The supporting act in this that has played out for more than four decades has been the contribution of measurement which has been faithfully reciting the mantra that ‘figures don’t lie’. This simplification gave organisations a convenient excuse for avoiding a lot of inconvenient challenges, including fulfilling a wider social purpose.

But this allure of the measured over the meaningful has been both unhelpful and unhealthy and has resulted in an oversimplification of business realities and responsibilities. Most notably that corporations, and their institutional owners, have been drawing on a finite pool of natural resources in an unsustainable fashion. Greta Thunberg’s statement at the UN Assembly that ‘…we are talking fairy tales of eternal economic growth…’ is entirely accurate.

The responsibility of asset owners and corporations for some part of the climate-change problem is clear-cut, given their consumption of natural resources and considerable carbon footprints; past, present and future. As this becomes a stand-out issue in the 2020’s agenda – number one in my view – it will be critical for these organisations to play their part in its resolution.

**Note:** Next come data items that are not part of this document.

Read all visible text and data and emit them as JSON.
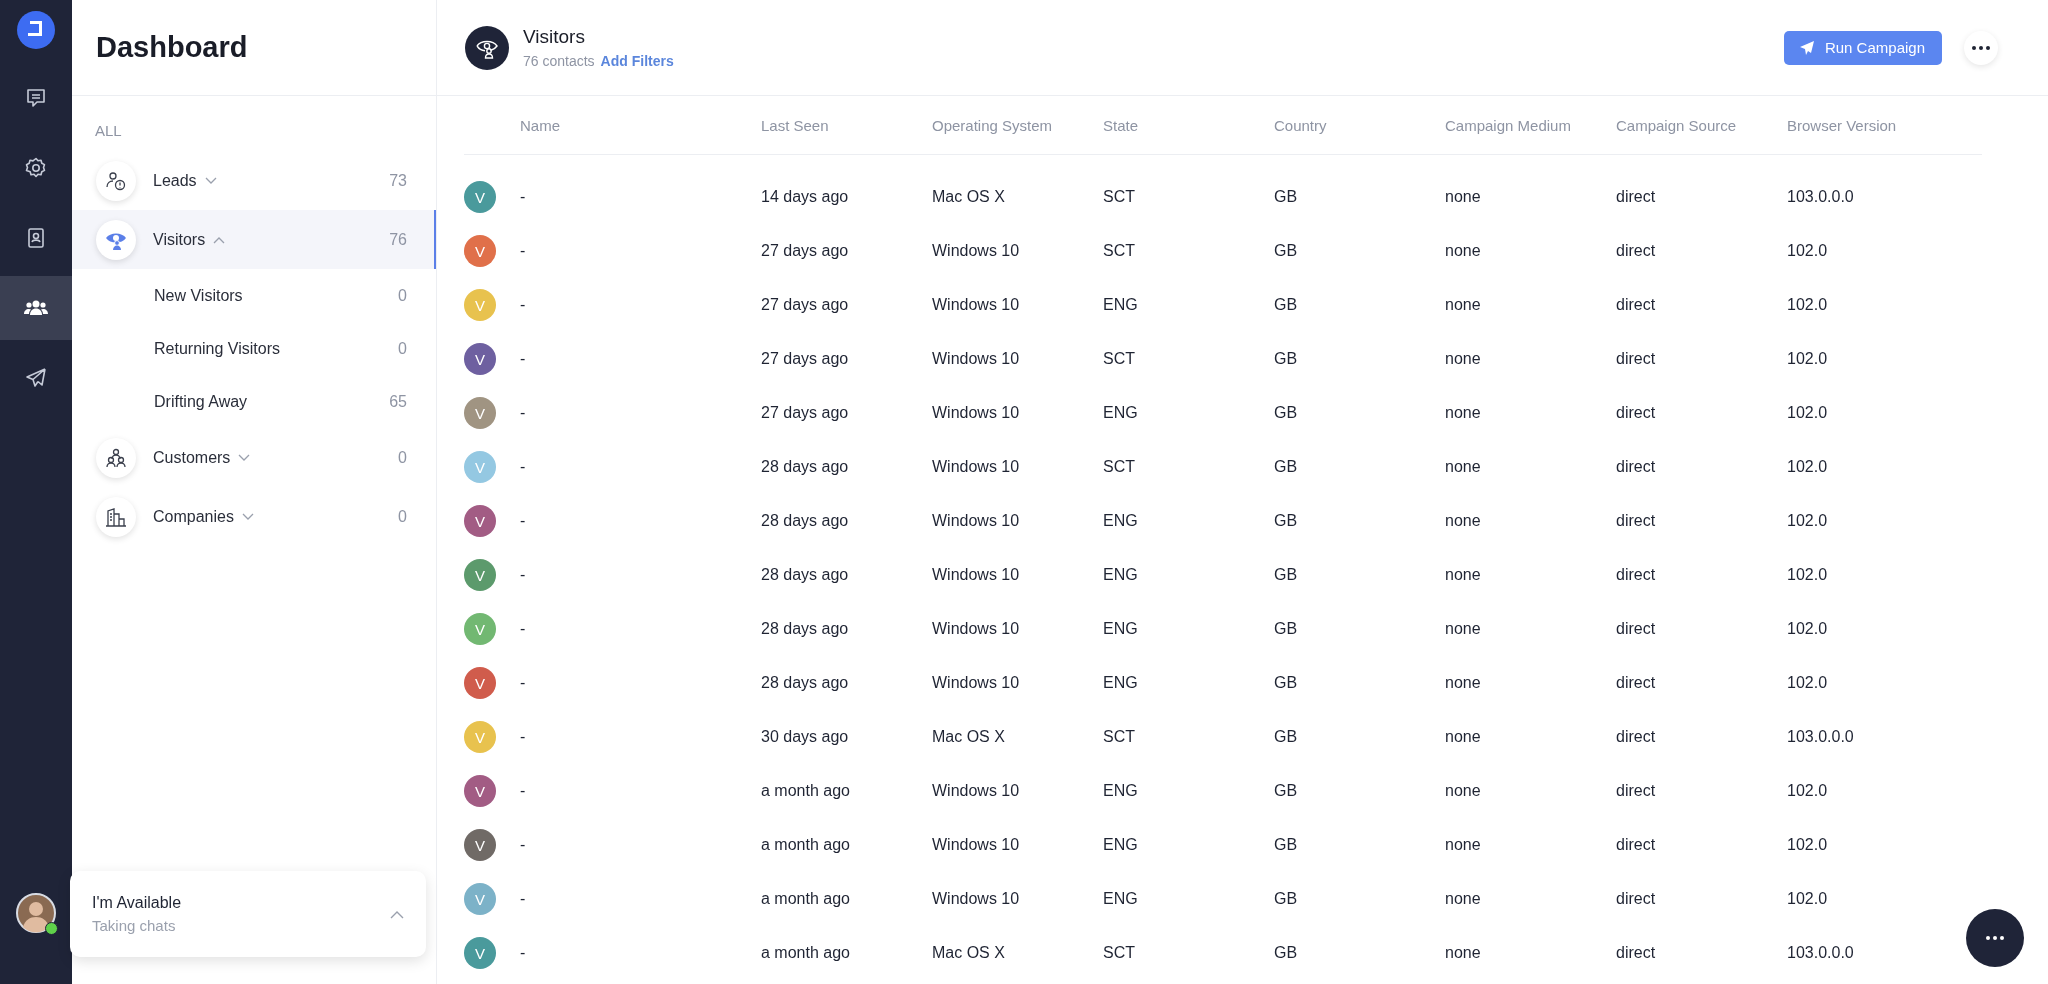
{
  "rail": {
    "items": [
      {
        "kind": "chat",
        "selected": false
      },
      {
        "kind": "gear",
        "selected": false
      },
      {
        "kind": "contacts",
        "selected": false
      },
      {
        "kind": "people",
        "selected": true
      },
      {
        "kind": "send",
        "selected": false
      }
    ]
  },
  "sidebar": {
    "title": "Dashboard",
    "section": "ALL",
    "items": [
      {
        "label": "Leads",
        "kind": "leads",
        "count": "73",
        "selected": false,
        "expanded": false
      },
      {
        "label": "Visitors",
        "kind": "visitors",
        "count": "76",
        "selected": true,
        "expanded": true,
        "children": [
          {
            "label": "New Visitors",
            "count": "0"
          },
          {
            "label": "Returning Visitors",
            "count": "0"
          },
          {
            "label": "Drifting Away",
            "count": "65"
          }
        ]
      },
      {
        "label": "Customers",
        "kind": "customers",
        "count": "0",
        "selected": false,
        "expanded": false
      },
      {
        "label": "Companies",
        "kind": "companies",
        "count": "0",
        "selected": false,
        "expanded": false
      }
    ]
  },
  "status": {
    "title": "I'm Available",
    "subtitle": "Taking chats",
    "online": true
  },
  "header": {
    "title": "Visitors",
    "count": "76 contacts",
    "filter_link": "Add Filters",
    "button": "Run Campaign"
  },
  "table": {
    "columns": [
      "Name",
      "Last Seen",
      "Operating System",
      "State",
      "Country",
      "Campaign Medium",
      "Campaign Source",
      "Browser Version"
    ],
    "rows": [
      {
        "initial": "V",
        "color": "#4a9a9c",
        "cells": [
          "-",
          "14 days ago",
          "Mac OS X",
          "SCT",
          "GB",
          "none",
          "direct",
          "103.0.0.0"
        ]
      },
      {
        "initial": "V",
        "color": "#e0704a",
        "cells": [
          "-",
          "27 days ago",
          "Windows 10",
          "SCT",
          "GB",
          "none",
          "direct",
          "102.0"
        ]
      },
      {
        "initial": "V",
        "color": "#e8c24e",
        "cells": [
          "-",
          "27 days ago",
          "Windows 10",
          "ENG",
          "GB",
          "none",
          "direct",
          "102.0"
        ]
      },
      {
        "initial": "V",
        "color": "#6e60a0",
        "cells": [
          "-",
          "27 days ago",
          "Windows 10",
          "SCT",
          "GB",
          "none",
          "direct",
          "102.0"
        ]
      },
      {
        "initial": "V",
        "color": "#a09482",
        "cells": [
          "-",
          "27 days ago",
          "Windows 10",
          "ENG",
          "GB",
          "none",
          "direct",
          "102.0"
        ]
      },
      {
        "initial": "V",
        "color": "#94c8e2",
        "cells": [
          "-",
          "28 days ago",
          "Windows 10",
          "SCT",
          "GB",
          "none",
          "direct",
          "102.0"
        ]
      },
      {
        "initial": "V",
        "color": "#a25c84",
        "cells": [
          "-",
          "28 days ago",
          "Windows 10",
          "ENG",
          "GB",
          "none",
          "direct",
          "102.0"
        ]
      },
      {
        "initial": "V",
        "color": "#5c9a6c",
        "cells": [
          "-",
          "28 days ago",
          "Windows 10",
          "ENG",
          "GB",
          "none",
          "direct",
          "102.0"
        ]
      },
      {
        "initial": "V",
        "color": "#72b872",
        "cells": [
          "-",
          "28 days ago",
          "Windows 10",
          "ENG",
          "GB",
          "none",
          "direct",
          "102.0"
        ]
      },
      {
        "initial": "V",
        "color": "#d05c4c",
        "cells": [
          "-",
          "28 days ago",
          "Windows 10",
          "ENG",
          "GB",
          "none",
          "direct",
          "102.0"
        ]
      },
      {
        "initial": "V",
        "color": "#e8c24e",
        "cells": [
          "-",
          "30 days ago",
          "Mac OS X",
          "SCT",
          "GB",
          "none",
          "direct",
          "103.0.0.0"
        ]
      },
      {
        "initial": "V",
        "color": "#a25c84",
        "cells": [
          "-",
          "a month ago",
          "Windows 10",
          "ENG",
          "GB",
          "none",
          "direct",
          "102.0"
        ]
      },
      {
        "initial": "V",
        "color": "#706a66",
        "cells": [
          "-",
          "a month ago",
          "Windows 10",
          "ENG",
          "GB",
          "none",
          "direct",
          "102.0"
        ]
      },
      {
        "initial": "V",
        "color": "#7cb2c8",
        "cells": [
          "-",
          "a month ago",
          "Windows 10",
          "ENG",
          "GB",
          "none",
          "direct",
          "102.0"
        ]
      },
      {
        "initial": "V",
        "color": "#4a9a9c",
        "cells": [
          "-",
          "a month ago",
          "Mac OS X",
          "SCT",
          "GB",
          "none",
          "direct",
          "103.0.0.0"
        ]
      }
    ]
  }
}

Corporations’ responses to this problem, and other societal stresses, need to result in transformational changes to business models that make them purpose centred. They need to strike a new balance between: societal contribution; employee experience; and client-value proposition, while introducing into the corporate mix: more supportive cultures; integrated thinking and reporting; and value creation. The latter urgently needs to be seen in a new way where well-being, created as a consequence of purposeful value creation, ranks alongside wealth creation. A complex concept – yes, but critical to the future.

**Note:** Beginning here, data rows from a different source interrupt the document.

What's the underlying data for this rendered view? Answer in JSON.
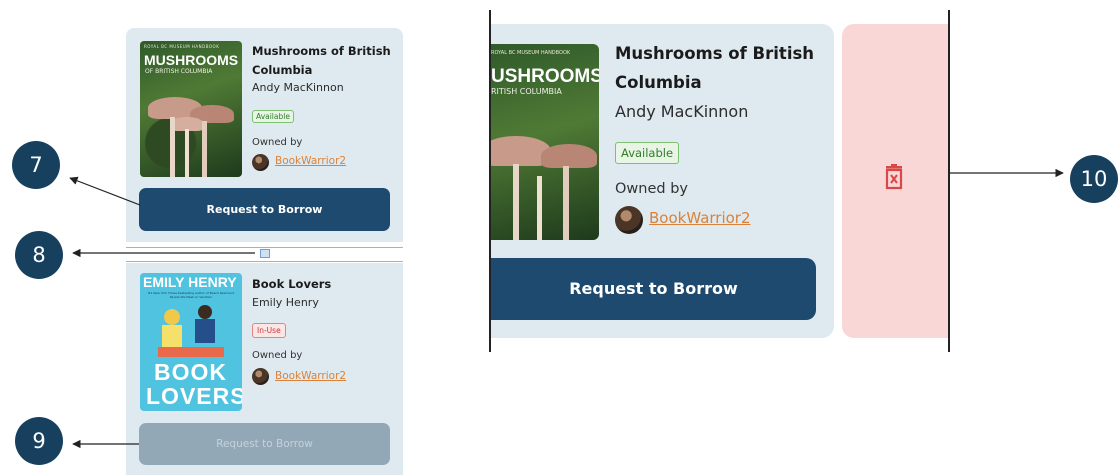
{
  "left_cards": [
    {
      "cover": {
        "series": "ROYAL BC MUSEUM HANDBOOK",
        "title_line1": "MUSHROOMS",
        "title_line2": "OF BRITISH COLUMBIA"
      },
      "title": "Mushrooms of British Columbia",
      "author": "Andy MacKinnon",
      "status": "Available",
      "owned_by": "Owned by",
      "owner": "BookWarrior2",
      "button": "Request to Borrow",
      "button_state": "enabled"
    },
    {
      "cover": {
        "author_line": "EMILY HENRY",
        "tagline": "#1 New York Times bestselling author of Beach Read and People We Meet on Vacation",
        "title_line1": "BOOK",
        "title_line2": "LOVERS"
      },
      "title": "Book Lovers",
      "author": "Emily Henry",
      "status": "In-Use",
      "owned_by": "Owned by",
      "owner": "BookWarrior2",
      "button": "Request to Borrow",
      "button_state": "disabled"
    }
  ],
  "zoom_card": {
    "cover": {
      "series": "ROYAL BC MUSEUM HANDBOOK",
      "title_line1": "USHROOMS",
      "title_line2": "RITISH COLUMBIA"
    },
    "title_line1": "Mushrooms of British",
    "title_line2": "Columbia",
    "author": "Andy MacKinnon",
    "status": "Available",
    "owned_by": "Owned by",
    "owner": "BookWarrior2",
    "button": "Request to Borrow"
  },
  "delete_icon": "trash-x-icon",
  "markers": {
    "m7": "7",
    "m8": "8",
    "m9": "9",
    "m10": "10"
  },
  "colors": {
    "card_bg": "#dfe9f0",
    "primary": "#1d4a6e",
    "disabled": "#93a8b7",
    "marker": "#17405f",
    "delete_bg": "#f9d7d7",
    "delete_icon": "#d94848",
    "owner_link": "#d9823a"
  }
}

This is already out there as a concept – the US Business Roundtable, the UK British Academy, and the letters from Larry Fink,founder of BlackRock, have been arguing in this direction.

Ideally the purpose of corporations should express a cause that is resonant – engaging, meaningful, and impactful and is respectful – inclusive and serving. In moving in this direction, organisations have much inertia to overcome, notably the fundamental priorities of their stakeholders: owners, employees, clients, and society. They must settle on an alignment of collective vision and mission by socialising it deeply and widely. And they must adapt their strategies and communications to fit new priorities and the changing zeitgeist. This is massive change and it will surely take a decade to achieve the transformation, but it can be done in that time-scale.

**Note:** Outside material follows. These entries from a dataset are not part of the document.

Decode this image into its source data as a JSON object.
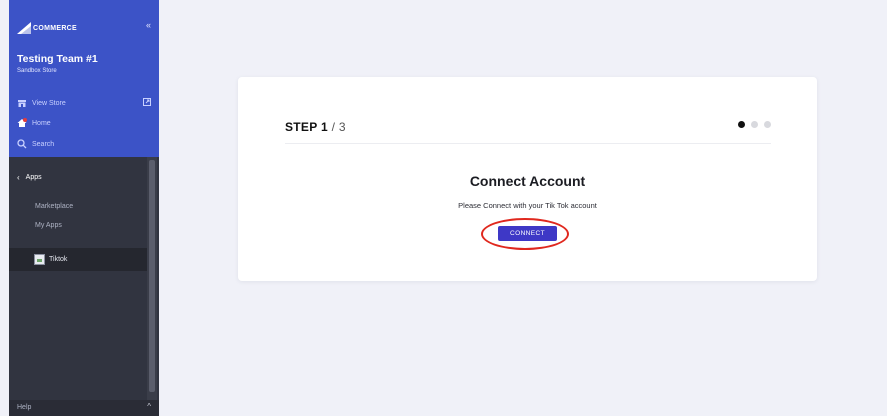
{
  "sidebar": {
    "brand": "COMMERCE",
    "store_name": "Testing Team #1",
    "store_sub": "Sandbox Store",
    "nav": [
      {
        "label": "View Store",
        "icon": "store-icon"
      },
      {
        "label": "Home",
        "icon": "home-icon",
        "badge": "notification"
      },
      {
        "label": "Search",
        "icon": "search-icon"
      }
    ],
    "apps_label": "Apps",
    "sub_items": [
      "Marketplace",
      "My Apps"
    ],
    "app_item": "Tiktok",
    "help_label": "Help",
    "colors": {
      "top": "#3c53c7",
      "body": "#313440"
    }
  },
  "card": {
    "step_current": "STEP 1",
    "step_total": " / 3",
    "steps_total": 3,
    "steps_active": 1,
    "title": "Connect Account",
    "description": "Please Connect with your Tik Tok account",
    "connect_label": "CONNECT",
    "accent": "#3e38c6",
    "highlight_color": "#e0281e"
  }
}
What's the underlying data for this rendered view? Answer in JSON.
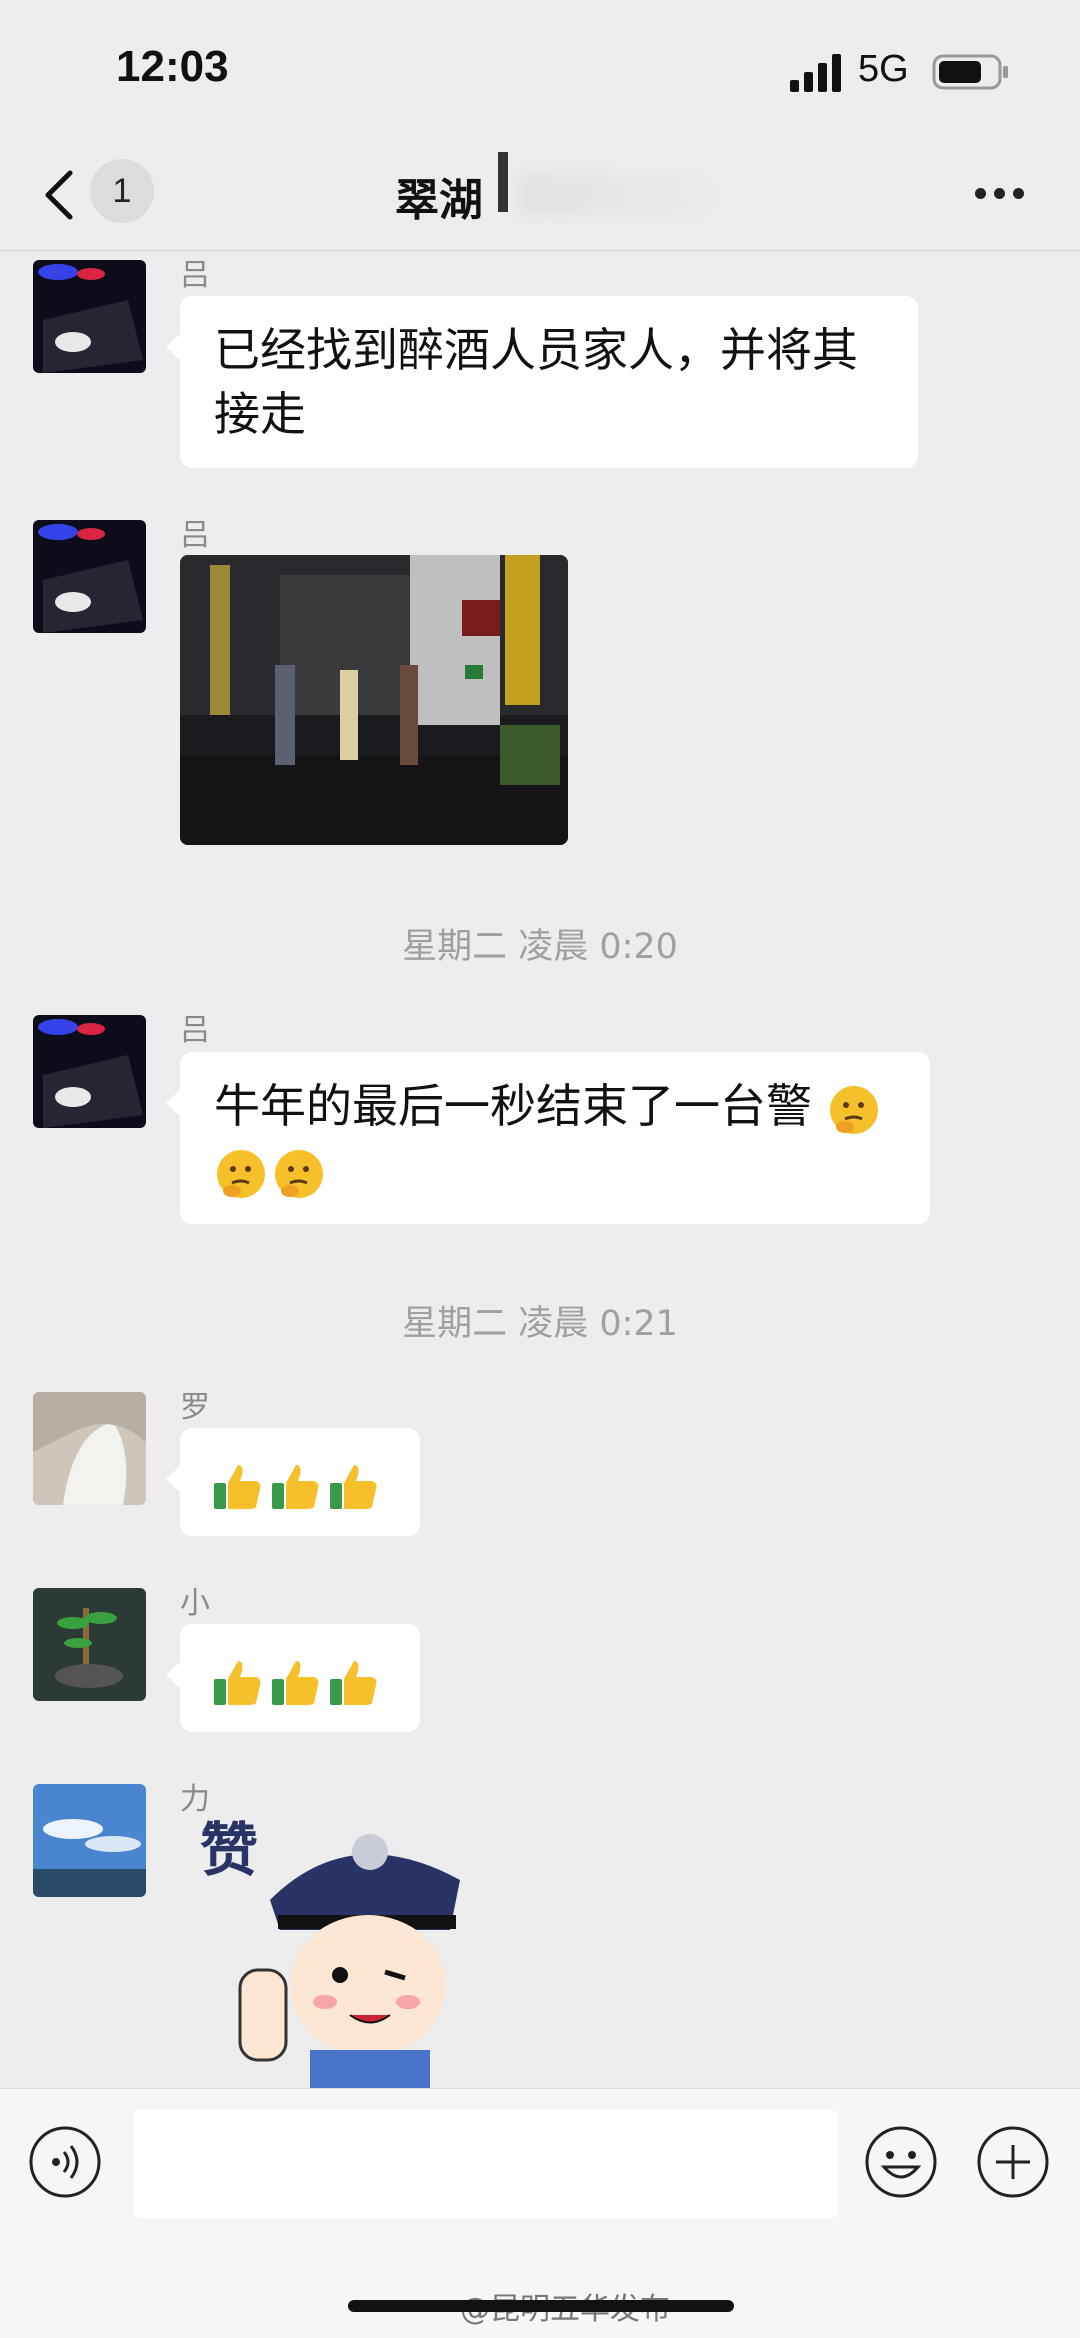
{
  "status_bar": {
    "time": "12:03",
    "network": "5G"
  },
  "header": {
    "unread_count": "1",
    "title": "翠湖"
  },
  "messages": [
    {
      "sender": "吕",
      "text_line1": "已经找到醉酒人员家人，并将其",
      "text_line2": "接走"
    },
    {
      "sender": "吕"
    },
    {
      "timestamp": "星期二 凌晨 0:20"
    },
    {
      "sender": "吕",
      "text": "牛年的最后一秒结束了一台警"
    },
    {
      "timestamp": "星期二 凌晨 0:21"
    },
    {
      "sender": "罗"
    },
    {
      "sender": "小"
    },
    {
      "sender": "力"
    }
  ],
  "sticker": {
    "text": "赞"
  },
  "watermark": "@昆明五华发布",
  "icons": [
    "back-icon",
    "more-icon",
    "voice-icon",
    "emoji-icon",
    "plus-icon",
    "thumbs-up-icon",
    "thinking-face-icon"
  ]
}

Sustainable corporations of the future will quickly recognise and respond to the new drivers and incentives in the system. First, they will acknowledge that most planet-earth inhabitants want these sorts of changes; second they will see governments needing to resolve public policy tangles through these sorts of changes; and third that responsible asset owners want to effect these sorts of changes. Some history will help position asset owners’ current role.

Asset owners and purpose

The interpretation of fiduciary duty has been asset owners’ parallel problem to Friedman’s shareholder capitalism. It has focused substantially on measured short-term return not on sustainable long-term outcomes. A new interpretation of sustainability is needed to advance a better purpose.

In tandem, big asset owners (identified as ‘universal owners’ which own a slice of the world economy) must confront the principle that future investment returns will only come from a system that works; and will only be valuable in a world that is pleasant to spend it in. Those that do, choose a path of enlightened self-interest that supports the financial system, and its components, through an evolution to purposeful capitalism. This is also critical soft-power leadership for the corporations they own.

The 2010’s launched the asset-owner master class. I would cite Adrian Orr at New Zealand Super and Hiro Mizuno at Japan’s GPIF as two particularly inspiring leaders of highly progressive organisations that have laid the foundations for more purposeful asset-owner practices.

A Harvard Business School case study of the GPIF – should a pension fund try to change the world? – is the best example, in my view, of universal ownership principles in action. Hiro Mizuno is seen as the stand-out favourite of all their case studies and there is broad agreement that pension funds armed with universal-owner thinking should try to change the world and might well be successful. This conclusion is really encouraging.

The above exemplars herald an emerging string of leadership – and impact-minded asset owners that, in the 2020s, can bring greater purpose, well-being and wealth into the lives of four billion savers and investors and to the other four billion or so people on the planet that are downstream from their actions.

The simple reality is that these hugely influential organisations, in shining a light on a stream of problems, can reveal them as a torrent of opportunities. They are too important to fail in this mission.

Roger Urwin is global head of investment content at Willis Towers Watson.